Likewise, CRT has no vindication for abolition movements led by the white oppressor class. Moreover, there is no explanation for a bloody civil war eliminating slavery led by the white oppressor class.

Furthermore, in CRT it is impossible to acknowledge the Civil Rights Acts passed by the white oppressor class, etc. Our K-12 students should be taught “how” to think to understand that no one is a permanent prisoner of ancestral mistakes.

Similarly, learning to think creates the understanding that people are defined by the content of their character, not their skin color.

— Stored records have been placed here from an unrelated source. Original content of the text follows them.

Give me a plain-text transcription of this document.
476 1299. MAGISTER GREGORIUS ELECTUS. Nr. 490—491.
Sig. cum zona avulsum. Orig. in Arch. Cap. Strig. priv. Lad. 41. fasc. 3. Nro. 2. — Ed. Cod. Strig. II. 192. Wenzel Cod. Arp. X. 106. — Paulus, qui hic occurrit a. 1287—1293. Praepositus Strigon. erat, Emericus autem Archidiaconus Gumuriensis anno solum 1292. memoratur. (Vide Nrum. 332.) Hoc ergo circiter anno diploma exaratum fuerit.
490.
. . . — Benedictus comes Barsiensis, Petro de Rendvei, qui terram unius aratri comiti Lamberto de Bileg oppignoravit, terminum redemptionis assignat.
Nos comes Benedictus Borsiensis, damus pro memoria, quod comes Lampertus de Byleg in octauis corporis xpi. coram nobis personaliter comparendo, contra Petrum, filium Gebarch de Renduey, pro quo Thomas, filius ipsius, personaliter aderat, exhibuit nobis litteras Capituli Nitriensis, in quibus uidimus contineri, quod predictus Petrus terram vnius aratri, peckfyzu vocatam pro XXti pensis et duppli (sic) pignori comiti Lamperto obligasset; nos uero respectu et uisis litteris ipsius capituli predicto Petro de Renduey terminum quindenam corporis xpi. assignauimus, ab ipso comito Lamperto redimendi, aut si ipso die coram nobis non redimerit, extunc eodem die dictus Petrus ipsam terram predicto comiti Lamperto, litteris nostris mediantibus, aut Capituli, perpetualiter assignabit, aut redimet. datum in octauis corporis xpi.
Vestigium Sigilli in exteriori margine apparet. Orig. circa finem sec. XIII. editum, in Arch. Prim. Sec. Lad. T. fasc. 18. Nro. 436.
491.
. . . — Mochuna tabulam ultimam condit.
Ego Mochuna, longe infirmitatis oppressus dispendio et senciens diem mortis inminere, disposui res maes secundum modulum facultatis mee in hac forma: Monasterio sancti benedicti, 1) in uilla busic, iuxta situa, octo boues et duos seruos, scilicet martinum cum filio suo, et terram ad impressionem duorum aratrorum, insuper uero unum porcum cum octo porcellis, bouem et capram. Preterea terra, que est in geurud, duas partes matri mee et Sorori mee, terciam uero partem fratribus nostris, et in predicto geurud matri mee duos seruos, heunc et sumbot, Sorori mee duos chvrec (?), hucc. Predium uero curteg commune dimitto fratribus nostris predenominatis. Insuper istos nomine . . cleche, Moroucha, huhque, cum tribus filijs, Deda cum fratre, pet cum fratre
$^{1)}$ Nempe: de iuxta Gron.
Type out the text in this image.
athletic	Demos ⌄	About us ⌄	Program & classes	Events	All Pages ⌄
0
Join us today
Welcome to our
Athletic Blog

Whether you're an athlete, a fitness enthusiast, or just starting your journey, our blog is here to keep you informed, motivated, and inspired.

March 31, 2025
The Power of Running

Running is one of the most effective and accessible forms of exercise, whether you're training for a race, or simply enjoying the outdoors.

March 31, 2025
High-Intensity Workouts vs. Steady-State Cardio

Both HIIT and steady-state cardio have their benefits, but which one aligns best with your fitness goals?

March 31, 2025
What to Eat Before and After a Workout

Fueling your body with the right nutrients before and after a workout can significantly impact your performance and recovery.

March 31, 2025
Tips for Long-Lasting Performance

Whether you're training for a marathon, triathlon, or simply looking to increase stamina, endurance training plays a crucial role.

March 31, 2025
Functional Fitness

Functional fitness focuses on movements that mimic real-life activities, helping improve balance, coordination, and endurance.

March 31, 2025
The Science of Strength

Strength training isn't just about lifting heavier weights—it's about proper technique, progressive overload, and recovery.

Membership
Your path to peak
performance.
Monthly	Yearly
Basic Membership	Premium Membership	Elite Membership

Additionally, they should understand that our system is established on the rule of law however imperfectly applied, not a class or race struggle. Moreover, they must learn to appreciate that our divinely bestowed rights protected by our constitutional form of government, create unapparelled opportunities. Marxist indoctrination, whether hidden in a term like “Critical Race Theory,” or, not, has no place in Tennessee classrooms. Contradicting CRT/Marxist advocates, no intelligent person believes African-American history should be hidden from our students. We must never allow our nation’s mistakes to be propagandized by ideologues in pursuit of power or unprincipled hucksters. Rather, Tennessee educators should present historical facts impartially and unemotionally.

America’s successes should be presented with equal or greater vigor alongside its mistakes — the abolition of slavery, Women’s Suffrage, the Civil Rights Acts, the election of a mixed-race president and vice president, African-American chief of staff of the military, African-American and Indian-American UN ambassadors, secretary of state and other, U.S. cabinet secretaries, Supreme Court justices, etc. Our nation is not, nor has it ever has been, perfect.

Nonetheless, even with all of its faults, it remains as both Presidents Abraham Lincoln and Ronald Reagan noted, “the last, best hope of earth.”

John Ragan lives in Oak Ridge and represents District 33 in the Tennessee House.